CHA-CHA: Characterizing Human Activities for Cancer Health Awareness

Background
Automated analysis of physical activity (such as 'walking', 'squats', or 'jumping jacks') and performance from video is lacking in the clinical, home monitoring and public health applications domain. Performance refers to quantitative measures of function such as walking speed or timing of a sit stand test. Health-oriented applications are poorly developed, limited to a few publicly available image management and annotation tools. While automated analysis tools do exist, they lack focus on health applications. For example, existing software tools emphasize counting and tracking customers, monitoring transportation behavior, and security concerns in the private and defense sectors. Cancer prevention and control could be improved with new tools for automated analysis, primary prevention such as improved evaluation of interventions to encourage physical activity, to enhanced epidemiological studies, to automation in monitoring of symptoms and response to treatment for disease affecting physical performance, to improved compliance with cancer treatments or physical rehabilitation regimens.

 

SIFT Approach
SIFT and Wake Forest School of Medicine created the Characterizing Human Activities for Cancer Health Awareness (CHA-CHA) system, which recognizes activities and activity performance, and then translates that information into a human-interpretable explanation.
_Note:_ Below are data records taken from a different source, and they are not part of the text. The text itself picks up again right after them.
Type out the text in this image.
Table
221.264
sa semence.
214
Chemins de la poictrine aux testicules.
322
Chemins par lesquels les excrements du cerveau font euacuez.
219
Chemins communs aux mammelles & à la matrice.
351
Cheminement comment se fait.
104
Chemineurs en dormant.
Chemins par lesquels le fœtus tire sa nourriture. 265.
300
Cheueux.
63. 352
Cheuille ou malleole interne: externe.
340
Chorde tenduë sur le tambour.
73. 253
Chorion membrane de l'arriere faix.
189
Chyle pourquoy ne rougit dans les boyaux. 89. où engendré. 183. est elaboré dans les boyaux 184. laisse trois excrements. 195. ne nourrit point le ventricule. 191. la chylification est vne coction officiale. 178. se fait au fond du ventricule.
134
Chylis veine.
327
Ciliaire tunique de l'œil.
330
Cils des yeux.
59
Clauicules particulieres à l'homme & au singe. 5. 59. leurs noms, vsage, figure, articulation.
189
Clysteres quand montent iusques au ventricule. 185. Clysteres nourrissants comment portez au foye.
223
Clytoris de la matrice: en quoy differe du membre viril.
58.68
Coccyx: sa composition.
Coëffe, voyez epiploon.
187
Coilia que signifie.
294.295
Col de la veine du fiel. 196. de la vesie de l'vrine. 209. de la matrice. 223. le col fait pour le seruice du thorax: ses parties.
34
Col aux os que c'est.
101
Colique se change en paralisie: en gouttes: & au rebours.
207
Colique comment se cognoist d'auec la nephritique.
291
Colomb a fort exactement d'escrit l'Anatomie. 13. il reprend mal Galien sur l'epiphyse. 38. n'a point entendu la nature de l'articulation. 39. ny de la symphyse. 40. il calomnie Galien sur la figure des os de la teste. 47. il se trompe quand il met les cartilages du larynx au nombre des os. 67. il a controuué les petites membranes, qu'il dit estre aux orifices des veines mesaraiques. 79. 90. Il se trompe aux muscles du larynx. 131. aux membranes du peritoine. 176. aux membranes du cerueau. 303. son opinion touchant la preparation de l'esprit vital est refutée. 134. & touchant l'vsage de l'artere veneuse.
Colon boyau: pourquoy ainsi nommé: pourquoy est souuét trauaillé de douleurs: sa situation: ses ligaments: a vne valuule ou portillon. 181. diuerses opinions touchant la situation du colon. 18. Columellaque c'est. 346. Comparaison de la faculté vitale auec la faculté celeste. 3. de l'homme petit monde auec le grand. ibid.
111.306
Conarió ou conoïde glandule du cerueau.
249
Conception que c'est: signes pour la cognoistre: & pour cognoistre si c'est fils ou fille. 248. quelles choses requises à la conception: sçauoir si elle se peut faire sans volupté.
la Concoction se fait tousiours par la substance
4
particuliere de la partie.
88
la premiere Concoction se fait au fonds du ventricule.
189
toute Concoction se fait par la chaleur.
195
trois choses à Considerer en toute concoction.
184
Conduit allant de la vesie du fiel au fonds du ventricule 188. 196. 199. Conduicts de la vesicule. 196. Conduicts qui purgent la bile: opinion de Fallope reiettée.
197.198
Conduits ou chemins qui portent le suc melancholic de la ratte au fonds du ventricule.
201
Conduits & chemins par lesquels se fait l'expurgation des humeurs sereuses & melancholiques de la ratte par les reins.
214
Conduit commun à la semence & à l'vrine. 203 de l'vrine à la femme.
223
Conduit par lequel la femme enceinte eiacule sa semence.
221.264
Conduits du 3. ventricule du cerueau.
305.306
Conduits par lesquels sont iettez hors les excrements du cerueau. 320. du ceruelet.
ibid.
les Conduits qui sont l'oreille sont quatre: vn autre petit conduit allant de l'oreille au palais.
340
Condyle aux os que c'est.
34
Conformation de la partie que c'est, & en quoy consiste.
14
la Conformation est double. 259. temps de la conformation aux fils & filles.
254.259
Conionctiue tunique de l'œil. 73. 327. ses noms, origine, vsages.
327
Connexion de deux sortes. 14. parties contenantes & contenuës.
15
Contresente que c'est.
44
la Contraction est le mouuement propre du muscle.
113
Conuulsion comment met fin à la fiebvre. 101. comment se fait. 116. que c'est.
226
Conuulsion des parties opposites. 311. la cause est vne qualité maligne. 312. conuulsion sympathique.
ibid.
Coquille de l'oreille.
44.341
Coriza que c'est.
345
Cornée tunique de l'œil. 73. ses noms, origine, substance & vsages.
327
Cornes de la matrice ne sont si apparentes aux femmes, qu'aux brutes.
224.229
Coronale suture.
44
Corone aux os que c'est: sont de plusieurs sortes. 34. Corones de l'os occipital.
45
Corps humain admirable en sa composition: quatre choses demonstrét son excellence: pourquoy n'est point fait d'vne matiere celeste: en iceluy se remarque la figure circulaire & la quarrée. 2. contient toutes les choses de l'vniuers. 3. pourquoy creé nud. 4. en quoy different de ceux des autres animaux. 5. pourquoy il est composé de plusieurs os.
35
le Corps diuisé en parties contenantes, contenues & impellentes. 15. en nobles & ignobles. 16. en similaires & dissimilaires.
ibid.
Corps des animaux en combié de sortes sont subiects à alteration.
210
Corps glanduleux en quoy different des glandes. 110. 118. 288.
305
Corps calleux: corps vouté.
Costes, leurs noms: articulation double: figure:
CHA-CHA allows patients to live their lives at home and unburdened while physicians gain access to activity and performance records key to monitoring their health state between visits. CHA-CHA recognizes activity and performance from video taken on a smart phone, sending reports and alerts directly to their physician. We used  state-of-the-art AI techniques that combine Neural Networks and Symbolic Reasoning to gather and reason over symbolic information to recognize activities patients perform in video. Our SME at Wake Forest School of Medicine ensured activities and performance parameters are directly relevant to the cancer health domain and evaluated the information provided to physicians via a series of usability tests. Preliminary  results show the classification accuracy of our system is comparable to state-of-the-art black box systems, yet the CHA-CHA system goes beyond them by providing human-readable explanations for both classification and performance deviation detection.